Unsighted is an upcoming action game about the end of a war between humans and robots, where the remaining robots may soon run out of the secret energy that provides them consciousness. It looks beautiful, with strong Hyper Light Drifter vibes, and like many modern action games, appears taxing on the fingers. Being hard was part of the pitch, and while it remains part of the pitch, COVID-19 has fundamentally altered its design:
Originally, Unsighted was meant to be a straightforward mashup of action and puzzles, from start to finish. As the endless anxiety of 2020 unfolded, however, the developers started looking at what they were making, contrasted with relaxing games like Animal Crossing, which proved extremely popular during the year, specifically because they let folks unwind.
But it wasn't just the wider audience feeling this way, it was the developers at Studio Pixel Punk, too. It was a combination of COVID-19's existential threat, a lack of socialization with family and friends, and an increasingly volatile political climate. (Studio Pixel Punk is located in Brazil, where, among other things, they're dealing with Trump-like leader Jair Bolsonaro.)
"I was really into tough games when the development of Unsighted began, but in 2020 I couldn't get into them anymore," said Unsighted coder and artist Tiana Pixel. "There was already so much stress in the real world. I started to get into old favorites of mine, such as Harvest Moon, and [my coworker] showed me Animal Crossing."
COVID-19 has impacted the world of games in huge ways, most notably delays for highly anticipated releases and massive teams being forced to work from home for months on end. Less understood has been the ways such large changes would manifest within game design.
"I also always loved the tougher games, and I still do," said coder and composer Fernanda Dias, "but I’ve also grown to really cherish and appreciate some more easygoing experiences, and thought, why can’t Unsighted provide some of that too, for those who prefer it?"
Part of the trick, though, is that stress is core to the design of Unsighted. The moment you start playing, you have 25 hours to beat the game. There's actually a real-time clock in the corner! But now, there are ways in the game to stop that clock—temporarily, anyway.
You can also go fishing, hunt treasure, play mini-games, and raise pets. It's all optional.
"We realized that those also help to better pace the game, since the game is so hectic all the time, those moments really stand out," said the game's developers in a joint answer. "And having them in makes the more intense parts have more weight too, that contrast really makes it so they’re larger than the sum of their parts."
The team described their development philosophy as "letting the player play the way they want to," and part of that means respecting players might be in the mood for different things. Maybe they like running around the world of Unsighted, but they don't want stressful combat.
"As long as you don't force these things," said the developers, "we think it's good to have the options for different experiences inside one game for the players to reach out to, if they want or need."

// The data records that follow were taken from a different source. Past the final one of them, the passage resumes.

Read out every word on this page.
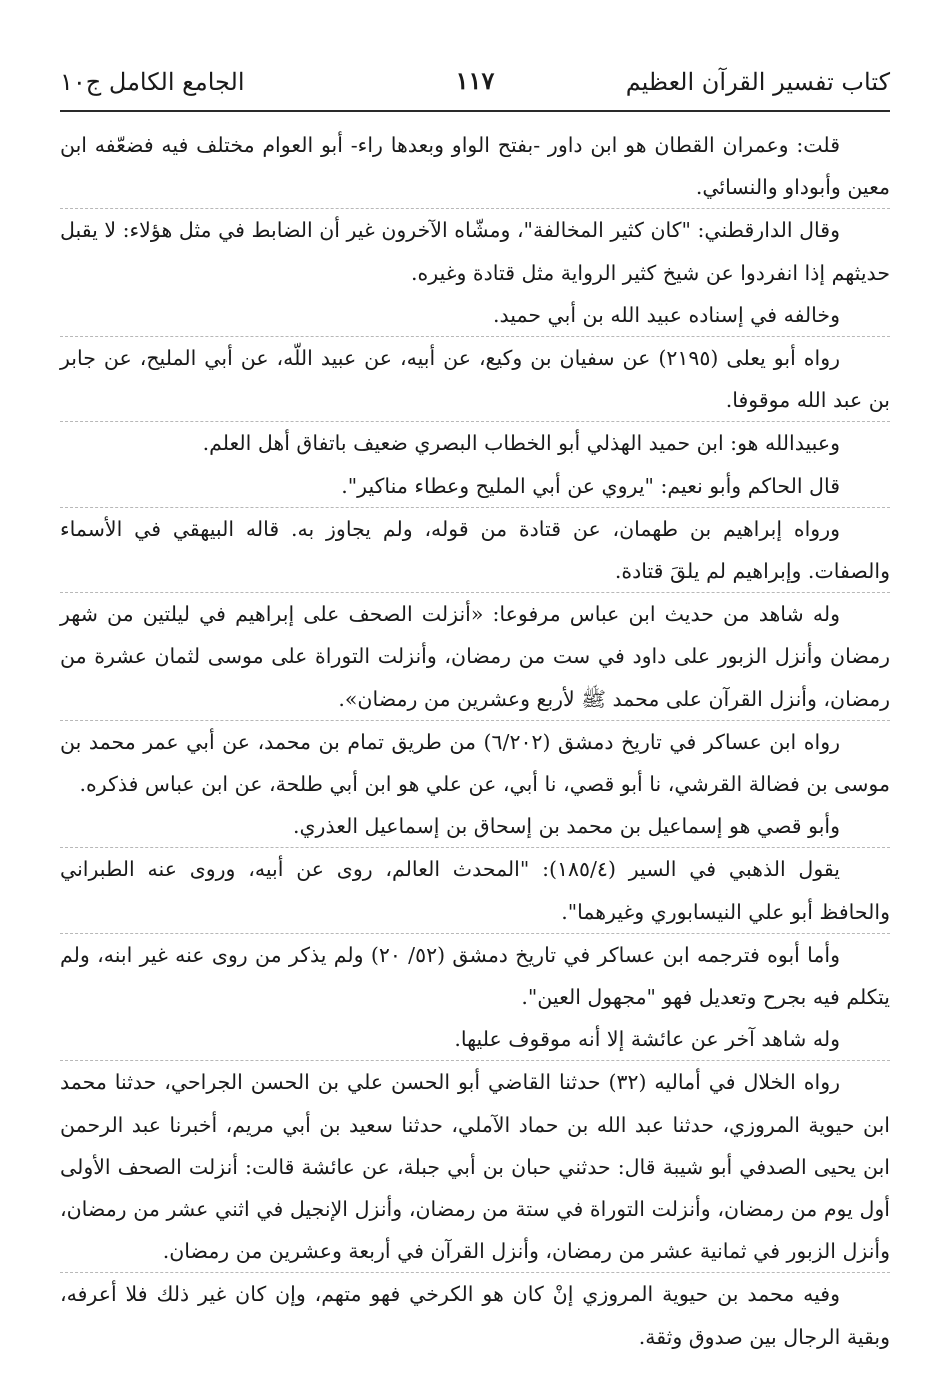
كتاب تفسير القرآن العظيم
١١٧
الجامع الكامل ج١٠

قلت: وعمران القطان هو ابن داور -بفتح الواو وبعدها راء- أبو العوام مختلف فيه فضعّفه ابن معين وأبوداو والنسائي.

وقال الدارقطني: "كان كثير المخالفة"، ومشّاه الآخرون غير أن الضابط في مثل هؤلاء: لا يقبل حديثهم إذا انفردوا عن شيخ كثير الرواية مثل قتادة وغيره.

وخالفه في إسناده عبيد الله بن أبي حميد.

رواه أبو يعلى (٢١٩٥) عن سفيان بن وكيع، عن أبيه، عن عبيد اللّه، عن أبي المليح، عن جابر بن عبد الله موقوفا.

وعبيدالله هو: ابن حميد الهذلي أبو الخطاب البصري ضعيف باتفاق أهل العلم.

قال الحاكم وأبو نعيم: "يروي عن أبي المليح وعطاء مناكير".

ورواه إبراهيم بن طهمان، عن قتادة من قوله، ولم يجاوز به. قاله البيهقي في الأسماء والصفات. وإبراهيم لم يلقَ قتادة.

وله شاهد من حديث ابن عباس مرفوعا: «أنزلت الصحف على إبراهيم في ليلتين من شهر رمضان وأنزل الزبور على داود في ست من رمضان، وأنزلت التوراة على موسى لثمان عشرة من رمضان، وأنزل القرآن على محمد ﷺ لأربع وعشرين من رمضان».

رواه ابن عساكر في تاريخ دمشق (٦/٢٠٢) من طريق تمام بن محمد، عن أبي عمر محمد بن موسى بن فضالة القرشي، نا أبو قصي، نا أبي، عن علي هو ابن أبي طلحة، عن ابن عباس فذكره.

وأبو قصي هو إسماعيل بن محمد بن إسحاق بن إسماعيل العذري.

يقول الذهبي في السير (١٨٥/٤): "المحدث العالم، روى عن أبيه، وروى عنه الطبراني والحافظ أبو علي النيسابوري وغيرهما".

وأما أبوه فترجمه ابن عساكر في تاريخ دمشق (٥٢/ ٢٠) ولم يذكر من روى عنه غير ابنه، ولم يتكلم فيه بجرح وتعديل فهو "مجهول العين".

وله شاهد آخر عن عائشة إلا أنه موقوف عليها.

رواه الخلال في أماليه (٣٢) حدثنا القاضي أبو الحسن علي بن الحسن الجراحي، حدثنا محمد ابن حيوية المروزي، حدثنا عبد الله بن حماد الآملي، حدثنا سعيد بن أبي مريم، أخبرنا عبد الرحمن ابن يحيى الصدفي أبو شيبة قال: حدثني حبان بن أبي جبلة، عن عائشة قالت: أنزلت الصحف الأولى أول يوم من رمضان، وأنزلت التوراة في ستة من رمضان، وأنزل الإنجيل في اثني عشر من رمضان، وأنزل الزبور في ثمانية عشر من رمضان، وأنزل القرآن في أربعة وعشرين من رمضان.

وفيه محمد بن حيوية المروزي إنْ كان هو الكرخي فهو متهم، وإن كان غير ذلك فلا أعرفه، وبقية الرجال بين صدوق وثقة.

This revelation prompted the developers to examine the game's accessibility options, too. If you're accommodating what mood a player might be in, isn't a natural extension of that to accommodate someone who might like to play the game but has trouble with the combat?
Thus, "exploration mode," which lets players slow—or even stop—the stressful timer, or modify the combat to make it easier. The word "exploration" was chosen very carefully, too.
"We also try to be very careful with the wording we choose, to not judge the players that are looking for these experiences," the team said.
The experiences of the creatives, whether it's a big budget world like Assassin's Creed Valhalla or a more intimate action game like Unsighted, inform the games they're making. The effects of COVID-19 will be felt for years, no matter how quickly a vaccine arrives.
In this case, the COVID-19 effect was opening up a challenging game to more people.
"Video games are an interactive art," said the developers, "and we think that allowing the player to have input over how they want to play the game is part of that, instead of relying solely on a single vision."